New Zealand’s steep mountain streams and forested rivers are far too swift and rough for most ducks. However the whio (Hymenolaimus malacorhynchos) takes churning rapids, huge boulders and fallen logs in its stride. It has specialised features that are well adapted to this habitat.
Blue-grey with a flecked chestnut breast, the whio blends into its rock and water environment, often hiding in overhanging vegetation on the banks where it roosts and nests.
The whio has large, webbed feet to give it power in fast-flowing water, and well-developed claws for rough terrain. Even hatchlings have oversize feet and strong legs, ready to swim in swift currents and jump onto large rocks and logs.
The duck eats insect larvae – including caddisfly, mayfly and stonefly larvae – which it scrapes off rocks underwater. Its bony bill is protected from abrasion by a fleshy flap.
Whio are about 53 centimetres long. Males weigh 900 grams and females 750 grams.
A whio pair’s territory is typically more than a kilometre of waterway, which the male defends with a high territorial whistle that carries beyond noisy rapids – hence its Māori name, which means whistle. The female has a grating alarm call.

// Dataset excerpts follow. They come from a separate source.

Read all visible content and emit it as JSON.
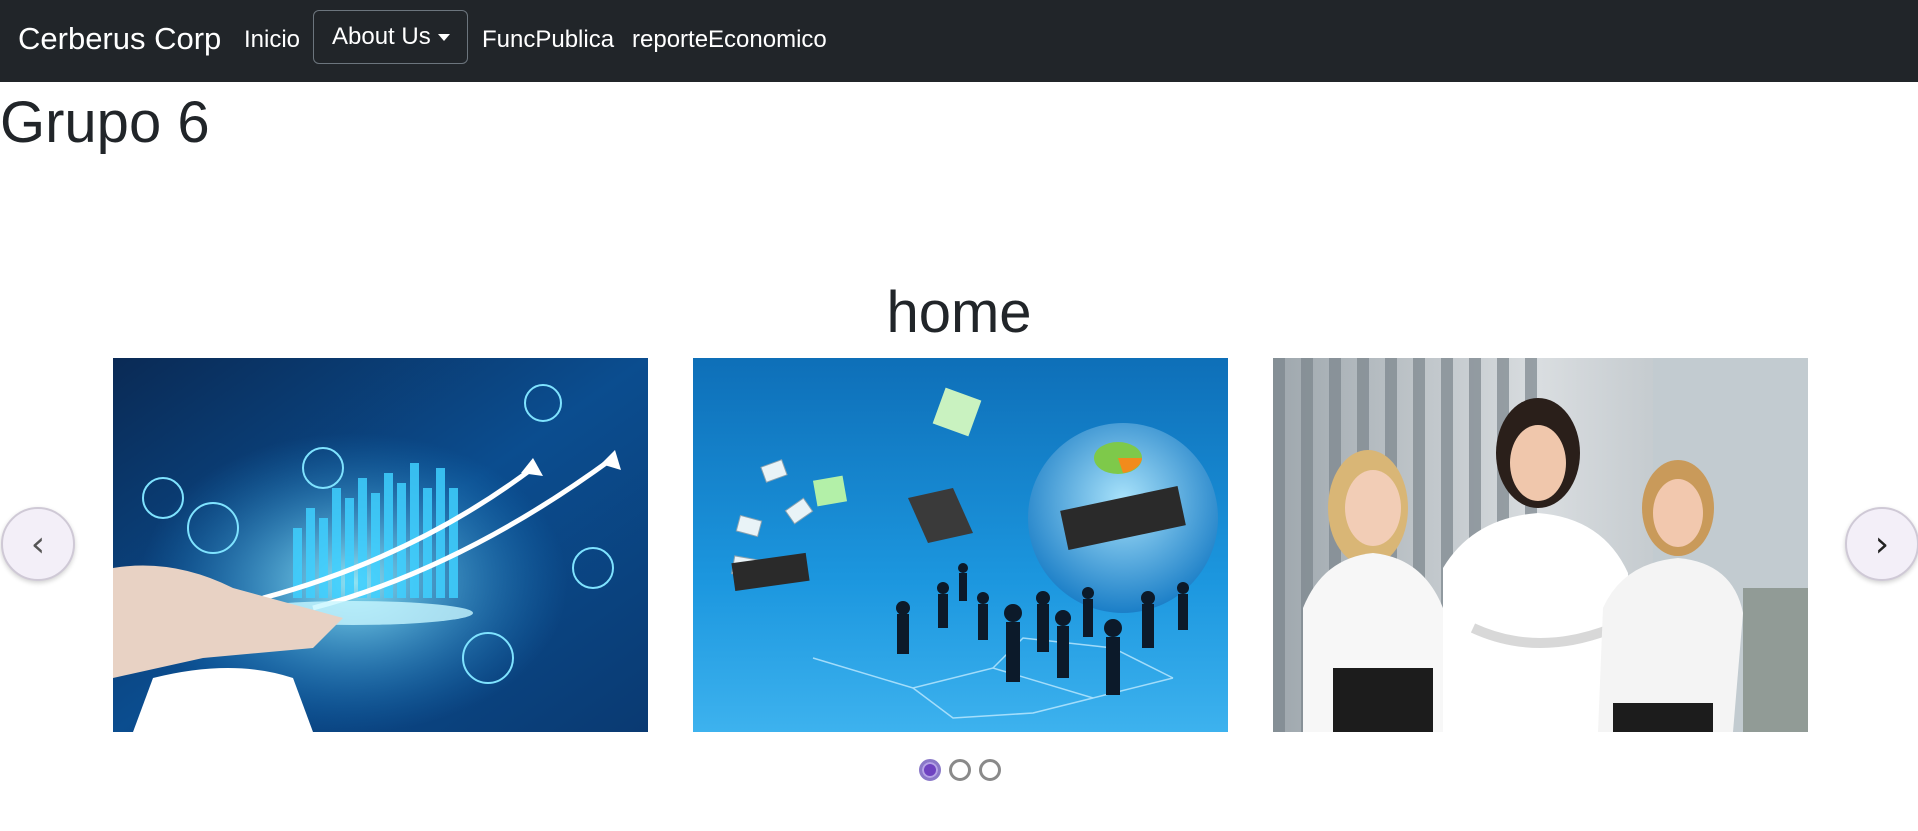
{
  "navbar": {
    "brand": "Cerberus Corp",
    "links": {
      "inicio": "Inicio",
      "about": "About Us",
      "func": "FuncPublica",
      "reporte": "reporteEconomico"
    }
  },
  "page": {
    "title": "Grupo 6"
  },
  "carousel": {
    "title": "home",
    "prev_glyph": "‹",
    "next_glyph": "›",
    "slides": [
      {
        "icon": "business-analytics-image"
      },
      {
        "icon": "global-network-image"
      },
      {
        "icon": "businesswomen-team-image"
      }
    ],
    "active_indicator": 1,
    "indicator_count": 3
  },
  "colors": {
    "navbar_bg": "#212529",
    "accent": "#6f42c1"
  }
}
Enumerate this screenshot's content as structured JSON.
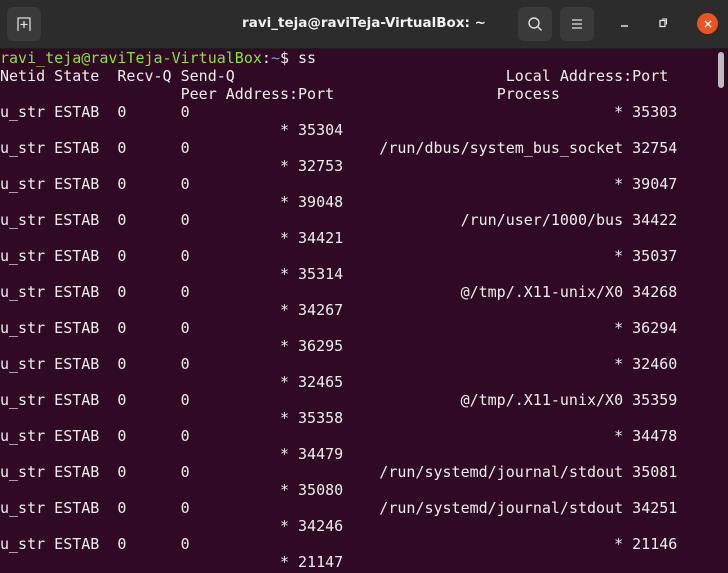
{
  "window": {
    "title": "ravi_teja@raviTeja-VirtualBox: ~",
    "buttons": [
      "new-tab",
      "search",
      "menu",
      "minimize",
      "maximize",
      "close"
    ],
    "close_color": "#e95420"
  },
  "terminal": {
    "prompt": {
      "user_host": "ravi_teja@raviTeja-VirtualBox",
      "colon": ":",
      "path": "~",
      "symbol": "$",
      "command": " ss"
    },
    "header": {
      "netid": "Netid",
      "state": "State",
      "recv_q": "Recv-Q",
      "send_q": "Send-Q",
      "local": "Local Address:Port",
      "peer": "Peer Address:Port",
      "process": "Process"
    },
    "rows": [
      {
        "netid": "u_str",
        "state": "ESTAB",
        "recv_q": "0",
        "send_q": "0",
        "local": "* 35303",
        "peer": "* 35304"
      },
      {
        "netid": "u_str",
        "state": "ESTAB",
        "recv_q": "0",
        "send_q": "0",
        "local": "/run/dbus/system_bus_socket 32754",
        "peer": "* 32753"
      },
      {
        "netid": "u_str",
        "state": "ESTAB",
        "recv_q": "0",
        "send_q": "0",
        "local": "* 39047",
        "peer": "* 39048"
      },
      {
        "netid": "u_str",
        "state": "ESTAB",
        "recv_q": "0",
        "send_q": "0",
        "local": "/run/user/1000/bus 34422",
        "peer": "* 34421"
      },
      {
        "netid": "u_str",
        "state": "ESTAB",
        "recv_q": "0",
        "send_q": "0",
        "local": "* 35037",
        "peer": "* 35314"
      },
      {
        "netid": "u_str",
        "state": "ESTAB",
        "recv_q": "0",
        "send_q": "0",
        "local": "@/tmp/.X11-unix/X0 34268",
        "peer": "* 34267"
      },
      {
        "netid": "u_str",
        "state": "ESTAB",
        "recv_q": "0",
        "send_q": "0",
        "local": "* 36294",
        "peer": "* 36295"
      },
      {
        "netid": "u_str",
        "state": "ESTAB",
        "recv_q": "0",
        "send_q": "0",
        "local": "* 32460",
        "peer": "* 32465"
      },
      {
        "netid": "u_str",
        "state": "ESTAB",
        "recv_q": "0",
        "send_q": "0",
        "local": "@/tmp/.X11-unix/X0 35359",
        "peer": "* 35358"
      },
      {
        "netid": "u_str",
        "state": "ESTAB",
        "recv_q": "0",
        "send_q": "0",
        "local": "* 34478",
        "peer": "* 34479"
      },
      {
        "netid": "u_str",
        "state": "ESTAB",
        "recv_q": "0",
        "send_q": "0",
        "local": "/run/systemd/journal/stdout 35081",
        "peer": "* 35080"
      },
      {
        "netid": "u_str",
        "state": "ESTAB",
        "recv_q": "0",
        "send_q": "0",
        "local": "/run/systemd/journal/stdout 34251",
        "peer": "* 34246"
      },
      {
        "netid": "u_str",
        "state": "ESTAB",
        "recv_q": "0",
        "send_q": "0",
        "local": "* 21146",
        "peer": "* 21147"
      }
    ]
  }
}
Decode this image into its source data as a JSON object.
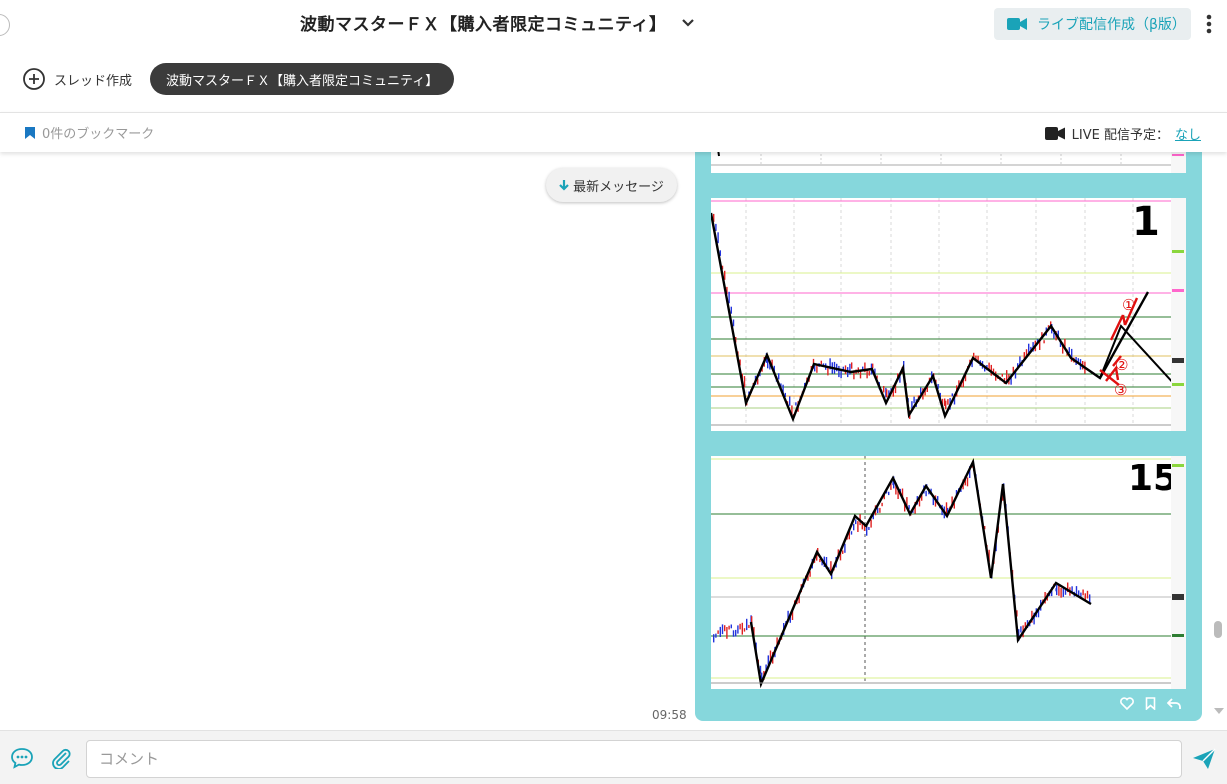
{
  "header": {
    "title": "波動マスターＦＸ【購入者限定コミュニティ】",
    "live_button": "ライブ配信作成（β版）"
  },
  "thread_bar": {
    "new_thread": "スレッド作成",
    "active_thread": "波動マスターＦＸ【購入者限定コミュニティ】"
  },
  "bookmark_bar": {
    "bookmarks": "0件のブックマーク",
    "live_label": "LIVE 配信予定：",
    "live_value": "なし"
  },
  "chat": {
    "latest_button": "最新メッセージ",
    "message_time": "09:58",
    "chart_labels": [
      "1",
      "15"
    ],
    "annotations": [
      "①",
      "②",
      "③"
    ]
  },
  "composer": {
    "placeholder": "コメント"
  },
  "colors": {
    "accent": "#1aa3b8",
    "bubble": "#86d7dc",
    "chip": "#3b3b3b"
  }
}
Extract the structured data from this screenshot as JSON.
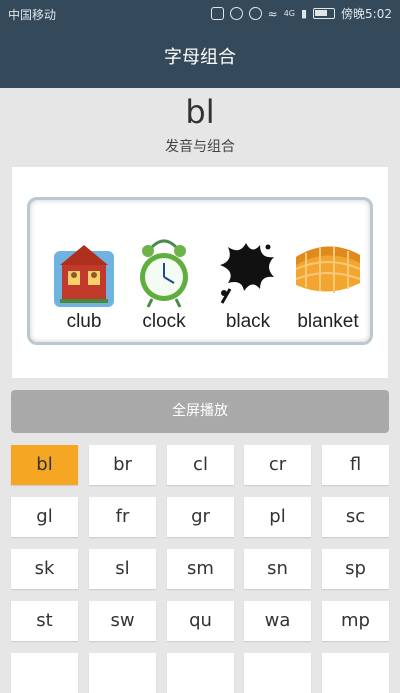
{
  "status": {
    "carrier": "中国移动",
    "network": "4G",
    "time_label": "傍晚5:02"
  },
  "header": {
    "title": "字母组合"
  },
  "combo": {
    "letters": "bl",
    "subtitle": "发音与组合"
  },
  "examples": [
    {
      "word": "club",
      "icon": "schoolhouse-icon"
    },
    {
      "word": "clock",
      "icon": "alarm-clock-icon"
    },
    {
      "word": "black",
      "icon": "black-splat-icon"
    },
    {
      "word": "blanket",
      "icon": "blanket-icon"
    }
  ],
  "play_button": {
    "label": "全屏播放"
  },
  "grid": {
    "selected": "bl",
    "active_color": "#f5a623",
    "rows": [
      [
        "bl",
        "br",
        "cl",
        "cr",
        "fl"
      ],
      [
        "gl",
        "fr",
        "gr",
        "pl",
        "sc"
      ],
      [
        "sk",
        "sl",
        "sm",
        "sn",
        "sp"
      ],
      [
        "st",
        "sw",
        "qu",
        "wa",
        "mp"
      ],
      [
        "",
        "",
        "",
        "",
        ""
      ]
    ]
  }
}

Whio often stay under cover in daylight, feeding at dawn and dusk. They occasionally fly low along their stretch of water by day. Juveniles seeking a new territory may make longer flights at night to a neighbouring valley or over a mountain pass.
Driving to Pūkaha Mt Bruce National Wildlife Centre with a brood of two-week-old whio, wildlife officer Tom Steel was astounded when the strong-legged little ducklings leapt over from the rear seat and climbed onto his shoulder. Next thing they scrambled down and crawled under the clutch pedal.
Whio nest under cover on steep stream banks. Their ducklings are not brooded, but they reduce heat loss by huddling together. Adults guard them attentively as they learn to swim and feed in swift water.
Māori did not find whio tasty, and the birds were still widespread and abundant in the early days of European settlement. But they lost ground as lowland forest was progressively cleared. Whio were still quite common in the 1950s, and their ongoing decline is mainly due to stoats. Introduced trout probably compete for food.
Whio are a protected endemic species. They are classified as nationally endangered, and the total population was estimated at 2,500 in 2004.
The Department of Conservation is working to stop their decline. Stoat control at several sites is allowing more ducklings to survive, and some have been raised in captivity to boost numbers in the wild. A population has also been re-established on Mt Taranaki (Mt Egmont).